Thinking about relaxing her becomes increasingly difficult, even with the use of medication. Raise your hand who, when looking at the body, palpating it, has not found painful, more sensitive areas and a kind of nodule in the musculature? Surely many. Know what ? These are the so-called trigger points or ‘trigger points’, painful points as a result of physical or emotional stress, muscle fatigue, nutritional factors (vitamin deficiency) and even worn out shoes.
These hypersensitivity areas within the muscles can be active or inactive. If active, they cause severe pain and limitation of movement, as they make it difficult for the muscle to stretch and contract, and may also cause pain in another region of the body. If inactive, they can be discovered only through touch, the so-called localized pain.
Valria highlights that, to deal with her trigger points, she has Pilates as an alternative. “It helps me in strengthening the muscles and stretching in general. Since I practice, I feel sporadic pain when I need to stay in the same position for a long time. I don’t use any medication. I’ve done physical therapy and global postural reeducation (RPG).

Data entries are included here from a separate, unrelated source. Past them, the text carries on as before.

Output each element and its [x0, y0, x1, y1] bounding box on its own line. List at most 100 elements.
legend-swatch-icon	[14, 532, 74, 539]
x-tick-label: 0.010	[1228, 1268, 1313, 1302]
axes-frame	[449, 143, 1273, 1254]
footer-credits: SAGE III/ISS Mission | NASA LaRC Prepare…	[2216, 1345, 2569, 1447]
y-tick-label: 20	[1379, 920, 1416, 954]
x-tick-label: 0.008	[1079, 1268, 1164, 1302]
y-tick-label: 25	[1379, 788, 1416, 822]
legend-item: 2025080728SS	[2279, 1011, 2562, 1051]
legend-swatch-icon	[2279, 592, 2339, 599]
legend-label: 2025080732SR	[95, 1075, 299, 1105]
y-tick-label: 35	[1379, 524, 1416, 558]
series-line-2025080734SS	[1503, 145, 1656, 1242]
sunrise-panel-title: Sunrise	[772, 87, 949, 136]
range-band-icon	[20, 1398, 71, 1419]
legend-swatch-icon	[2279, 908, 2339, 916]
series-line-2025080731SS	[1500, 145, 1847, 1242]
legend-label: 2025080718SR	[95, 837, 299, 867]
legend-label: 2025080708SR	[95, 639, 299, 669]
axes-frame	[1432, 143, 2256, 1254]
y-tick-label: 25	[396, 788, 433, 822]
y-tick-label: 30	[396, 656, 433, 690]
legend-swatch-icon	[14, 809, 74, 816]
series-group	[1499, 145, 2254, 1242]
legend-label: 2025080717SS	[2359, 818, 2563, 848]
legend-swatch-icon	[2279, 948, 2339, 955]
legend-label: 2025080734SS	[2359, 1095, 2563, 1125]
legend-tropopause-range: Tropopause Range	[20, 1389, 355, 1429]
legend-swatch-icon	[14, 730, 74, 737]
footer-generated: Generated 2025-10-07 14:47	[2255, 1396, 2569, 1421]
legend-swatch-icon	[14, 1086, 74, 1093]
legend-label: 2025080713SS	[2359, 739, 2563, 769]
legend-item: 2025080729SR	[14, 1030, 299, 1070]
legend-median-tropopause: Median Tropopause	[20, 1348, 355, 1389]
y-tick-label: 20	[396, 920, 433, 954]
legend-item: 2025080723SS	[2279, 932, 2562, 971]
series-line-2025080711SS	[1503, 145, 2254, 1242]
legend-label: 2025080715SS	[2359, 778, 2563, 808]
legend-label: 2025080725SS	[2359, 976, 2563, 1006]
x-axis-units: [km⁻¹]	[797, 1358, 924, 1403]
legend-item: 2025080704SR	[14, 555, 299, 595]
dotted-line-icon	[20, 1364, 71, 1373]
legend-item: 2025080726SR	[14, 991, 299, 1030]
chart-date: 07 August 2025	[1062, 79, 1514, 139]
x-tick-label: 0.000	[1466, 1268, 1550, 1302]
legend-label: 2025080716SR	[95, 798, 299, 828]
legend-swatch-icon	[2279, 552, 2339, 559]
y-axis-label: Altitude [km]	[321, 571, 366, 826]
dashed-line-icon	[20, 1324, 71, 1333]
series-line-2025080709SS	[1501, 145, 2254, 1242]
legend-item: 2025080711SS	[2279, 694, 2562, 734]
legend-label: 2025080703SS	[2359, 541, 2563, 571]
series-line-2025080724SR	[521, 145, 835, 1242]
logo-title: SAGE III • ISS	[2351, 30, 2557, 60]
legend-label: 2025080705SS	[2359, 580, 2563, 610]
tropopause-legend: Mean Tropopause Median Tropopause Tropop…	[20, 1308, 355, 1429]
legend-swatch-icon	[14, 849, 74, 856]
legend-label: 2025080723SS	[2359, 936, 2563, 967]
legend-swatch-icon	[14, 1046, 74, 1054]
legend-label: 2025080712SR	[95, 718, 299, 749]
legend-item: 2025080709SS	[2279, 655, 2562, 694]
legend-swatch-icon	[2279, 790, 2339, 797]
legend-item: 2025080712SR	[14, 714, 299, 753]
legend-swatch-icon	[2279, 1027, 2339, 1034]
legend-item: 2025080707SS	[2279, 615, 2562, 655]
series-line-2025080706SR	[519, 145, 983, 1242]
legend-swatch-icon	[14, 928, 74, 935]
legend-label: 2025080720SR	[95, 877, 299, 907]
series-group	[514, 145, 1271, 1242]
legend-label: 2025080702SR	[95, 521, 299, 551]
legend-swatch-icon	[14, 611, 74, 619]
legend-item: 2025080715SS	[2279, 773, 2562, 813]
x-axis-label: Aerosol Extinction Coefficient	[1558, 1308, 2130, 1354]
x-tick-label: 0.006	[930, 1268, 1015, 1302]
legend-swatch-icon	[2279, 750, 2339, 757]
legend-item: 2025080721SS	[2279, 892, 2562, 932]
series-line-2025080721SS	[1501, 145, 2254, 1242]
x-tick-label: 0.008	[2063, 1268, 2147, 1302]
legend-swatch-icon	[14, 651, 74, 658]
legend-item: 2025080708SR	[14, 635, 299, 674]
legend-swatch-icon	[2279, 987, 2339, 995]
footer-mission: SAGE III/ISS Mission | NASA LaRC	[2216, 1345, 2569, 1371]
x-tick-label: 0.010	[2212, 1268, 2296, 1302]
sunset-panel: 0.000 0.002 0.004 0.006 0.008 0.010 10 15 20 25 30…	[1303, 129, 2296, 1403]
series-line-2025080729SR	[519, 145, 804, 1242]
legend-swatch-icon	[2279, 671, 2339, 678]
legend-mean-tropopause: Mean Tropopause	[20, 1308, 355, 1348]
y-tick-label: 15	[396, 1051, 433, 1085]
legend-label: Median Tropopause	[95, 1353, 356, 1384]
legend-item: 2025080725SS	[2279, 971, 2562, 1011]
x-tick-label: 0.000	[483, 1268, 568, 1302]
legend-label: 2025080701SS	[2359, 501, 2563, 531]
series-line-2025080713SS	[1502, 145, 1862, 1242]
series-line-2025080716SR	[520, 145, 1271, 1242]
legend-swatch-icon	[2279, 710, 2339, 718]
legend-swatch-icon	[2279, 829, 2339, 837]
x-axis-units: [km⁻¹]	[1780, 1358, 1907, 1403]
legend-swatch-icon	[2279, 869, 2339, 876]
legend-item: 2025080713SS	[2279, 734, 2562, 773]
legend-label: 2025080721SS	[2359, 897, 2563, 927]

She says she has been doing Pilates – her great ally – since 2000, on the recommendation of her orthopedist. “At the time, it was not so well known here in Belo Horizonte. When I have problems in specific points, in the lumbar or cervical region, I do specific exercises to reduce the discomfort. I also walk daily, on average from 10 to 15 kilometers. my physical conditioning.”
RANGE Stress, repetitive activities, overwork and addictive positions are the main causes of trigger points. Physiotherapist Flvia Mendes, owner of the Pilates and Physiotherapy Studio Flvia Mendes, emphasizes that the modality is the greatest ally of well-being, since the body responds in a very positive way. “Trigger points can be latent and cause stiffness and decreased range of motion. In Pilates, we managed to reverse this situation, rehabilitating the muscle with manual therapies, recovering the range of motion and strengthening it through specific stretching exercises, body awareness, balance and breathing control.”
The physical therapist points out that trigger points, tension nodules and ‘trigger points’ are synonymous, which means that the muscle fibers of a given muscle were compressed and tense. And how do they appear? “Inappropriate posture, whether when using the computer or watching TV; the sleeping position, a pillow that is too high or a mattress that is too soft; repetitive movements, falls, crashes, accidents (muscle trauma), stress, physical training without professional supervision and excessive strain of some musculature.”
The treatment of trigger points involves quality movements obtained through Pilates and also the hypopressive technique. “These two methods have a specificity that, in addition to respiratory work, they work on axial stretching (deep muscle stimulation).
The physical therapist highlights the role of Pilates in the treatment of muscle and chronic pain. “In this case, the ideal is to do pilates at least three times a week. The result is satisfactory already in the first months of practice. Pilates, therefore, is the ideal physical activity to keep the spine aligned, correct posture and avoid pain, creating the best physical harmony, with pleasure and well-being.”